What does it take to be “canceled” by Hollywood, Inc.?
- Louis CK admitted to pleasuring himself in front of several women.
- Bill Murray’s mischievous on-set antics put his legendary career on pause.
- Roseanne Barr fired off one racist Tweet and she, along with her groundbreaking sitcom, got the heave-ho.
- Morgan Wallen spoke the n-word, but not against a black person and in private.
Yet Ezra Miller’s nauseating rap sheet hasn’t canceled his once-promising career.
Assault. Resisting arrest. Felony burglary. Not one but two frightening accusations of grooming.
Surely a major movie studio like Warner Bros. would stop Miller from starring in “The Flash,” one of the summer’s biggest films? Not even close.
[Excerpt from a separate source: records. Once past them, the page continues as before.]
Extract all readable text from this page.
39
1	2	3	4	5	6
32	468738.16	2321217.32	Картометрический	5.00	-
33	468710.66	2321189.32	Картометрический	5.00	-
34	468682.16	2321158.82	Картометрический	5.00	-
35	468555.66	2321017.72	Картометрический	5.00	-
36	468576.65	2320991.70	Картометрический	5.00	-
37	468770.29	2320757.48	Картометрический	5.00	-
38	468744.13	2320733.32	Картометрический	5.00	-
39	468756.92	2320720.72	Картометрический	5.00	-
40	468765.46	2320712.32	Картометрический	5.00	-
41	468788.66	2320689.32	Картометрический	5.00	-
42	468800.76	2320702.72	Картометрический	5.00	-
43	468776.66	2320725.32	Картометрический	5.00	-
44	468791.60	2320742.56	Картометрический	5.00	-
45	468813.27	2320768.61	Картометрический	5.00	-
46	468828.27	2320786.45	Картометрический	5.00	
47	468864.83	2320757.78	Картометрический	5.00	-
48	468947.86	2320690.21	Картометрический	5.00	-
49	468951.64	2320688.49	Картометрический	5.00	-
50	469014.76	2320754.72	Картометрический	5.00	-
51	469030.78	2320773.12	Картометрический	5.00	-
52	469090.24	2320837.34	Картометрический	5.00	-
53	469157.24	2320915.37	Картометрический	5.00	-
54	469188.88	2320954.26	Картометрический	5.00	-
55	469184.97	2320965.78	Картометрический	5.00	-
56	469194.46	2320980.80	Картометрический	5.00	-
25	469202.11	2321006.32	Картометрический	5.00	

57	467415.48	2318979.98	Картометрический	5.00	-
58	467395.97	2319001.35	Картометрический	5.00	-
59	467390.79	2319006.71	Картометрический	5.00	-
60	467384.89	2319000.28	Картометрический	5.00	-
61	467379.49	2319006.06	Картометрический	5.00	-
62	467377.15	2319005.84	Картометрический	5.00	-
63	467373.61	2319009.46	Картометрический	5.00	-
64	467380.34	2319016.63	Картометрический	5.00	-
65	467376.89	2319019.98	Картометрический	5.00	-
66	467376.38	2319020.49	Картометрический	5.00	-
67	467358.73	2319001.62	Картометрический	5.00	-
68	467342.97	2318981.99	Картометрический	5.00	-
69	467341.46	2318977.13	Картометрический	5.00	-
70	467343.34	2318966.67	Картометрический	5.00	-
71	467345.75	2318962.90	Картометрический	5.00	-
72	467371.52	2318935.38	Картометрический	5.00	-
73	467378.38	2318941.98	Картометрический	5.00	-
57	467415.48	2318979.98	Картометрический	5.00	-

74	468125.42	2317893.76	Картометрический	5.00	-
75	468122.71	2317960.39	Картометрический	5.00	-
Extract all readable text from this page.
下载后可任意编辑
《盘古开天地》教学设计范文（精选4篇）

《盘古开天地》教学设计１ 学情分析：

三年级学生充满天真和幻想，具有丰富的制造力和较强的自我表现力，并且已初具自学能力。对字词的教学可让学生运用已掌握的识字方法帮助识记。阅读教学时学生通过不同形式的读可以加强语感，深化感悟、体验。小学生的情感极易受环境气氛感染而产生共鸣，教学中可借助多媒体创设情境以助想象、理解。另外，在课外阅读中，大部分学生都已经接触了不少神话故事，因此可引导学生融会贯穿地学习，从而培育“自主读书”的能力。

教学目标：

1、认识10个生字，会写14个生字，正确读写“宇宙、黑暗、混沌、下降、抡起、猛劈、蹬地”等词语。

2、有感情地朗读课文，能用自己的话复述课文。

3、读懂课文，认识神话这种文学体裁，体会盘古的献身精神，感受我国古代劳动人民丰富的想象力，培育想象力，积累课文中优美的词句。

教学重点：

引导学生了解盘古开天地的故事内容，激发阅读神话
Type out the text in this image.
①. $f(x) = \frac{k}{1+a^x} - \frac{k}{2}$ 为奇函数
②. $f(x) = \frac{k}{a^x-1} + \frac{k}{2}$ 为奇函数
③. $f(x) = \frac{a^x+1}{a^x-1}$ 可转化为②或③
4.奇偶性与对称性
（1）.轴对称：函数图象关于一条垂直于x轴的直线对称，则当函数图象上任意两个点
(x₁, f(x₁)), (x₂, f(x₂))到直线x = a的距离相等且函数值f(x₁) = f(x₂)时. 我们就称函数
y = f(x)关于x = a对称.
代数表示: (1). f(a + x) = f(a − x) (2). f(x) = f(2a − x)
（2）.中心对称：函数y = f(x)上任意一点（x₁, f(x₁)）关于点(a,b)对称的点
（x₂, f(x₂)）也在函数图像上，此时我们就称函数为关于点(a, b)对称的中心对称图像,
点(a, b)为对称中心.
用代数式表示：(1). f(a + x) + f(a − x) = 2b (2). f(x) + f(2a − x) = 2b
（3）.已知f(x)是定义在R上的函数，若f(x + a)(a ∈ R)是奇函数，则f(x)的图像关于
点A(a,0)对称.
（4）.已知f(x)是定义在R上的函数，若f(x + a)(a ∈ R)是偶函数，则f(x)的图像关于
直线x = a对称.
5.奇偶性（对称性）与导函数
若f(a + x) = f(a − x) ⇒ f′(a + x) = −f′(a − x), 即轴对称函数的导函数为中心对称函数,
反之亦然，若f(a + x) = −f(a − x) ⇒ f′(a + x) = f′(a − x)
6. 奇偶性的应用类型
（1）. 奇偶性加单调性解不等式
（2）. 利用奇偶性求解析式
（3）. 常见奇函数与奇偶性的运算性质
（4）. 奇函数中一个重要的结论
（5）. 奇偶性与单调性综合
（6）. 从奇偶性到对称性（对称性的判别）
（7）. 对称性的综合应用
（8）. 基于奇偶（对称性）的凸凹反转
Not only did Miller, who uses they/them pronouns, keep the gig, the actor is favored to reprise the role should “The Flash” crush it at the box office.
Except that’s looking unlikely now.
“The Flash” will bring in roughly $60 million during its three-day debut, lower than both recent estimates and the DCEU’s recent disappointment, “Black Adam” ($67 million). The film’s Cinemascore is a “B,” which sounds solid but represents a weak bow for superhero fare.
‘THE FLASH’ has received a B CinemaScore from audiences. pic.twitter.com/Jgln2vQNa8
— Film Updates (@FilmUpdates) June 17, 2023
Recent supersized hits like “Spider-Man: Across the Spider-Verse” and “Guardians of the Galaxy Vol. 3” belied talk of superhero fatigue. The film also followed the nostalgia-friendly formula set by “Spider-Man: No Way Home” and “Top Gun: Maverick” where older stars reprised their beloved roles (Michael Keaton is Batman, again, in “The Flash”).
Audiences ignored all of the above, and the film is likely to get steamrolled by upcoming blockbusters (“Indiana Jones and the Dial of Destiny”) and leggy holdovers (“Spider-Verse”) alike.
Super buzz. Keaton’s return. Plenty of curiosity. None of it worked.
Did audiences weigh in against Miller, who likely avoided cancellation due to the actor’s nonbinary status? Are there other reasons to explain away the film’s weak debut?
Hollywood, so quick to judge stars accused of far less, clung to Miller in the hopes of launching a new superhero franchise. The mainstream media, once again, had the industry’s back.
Instead, the industry learned audiences have a Cancel Culture standard all their own.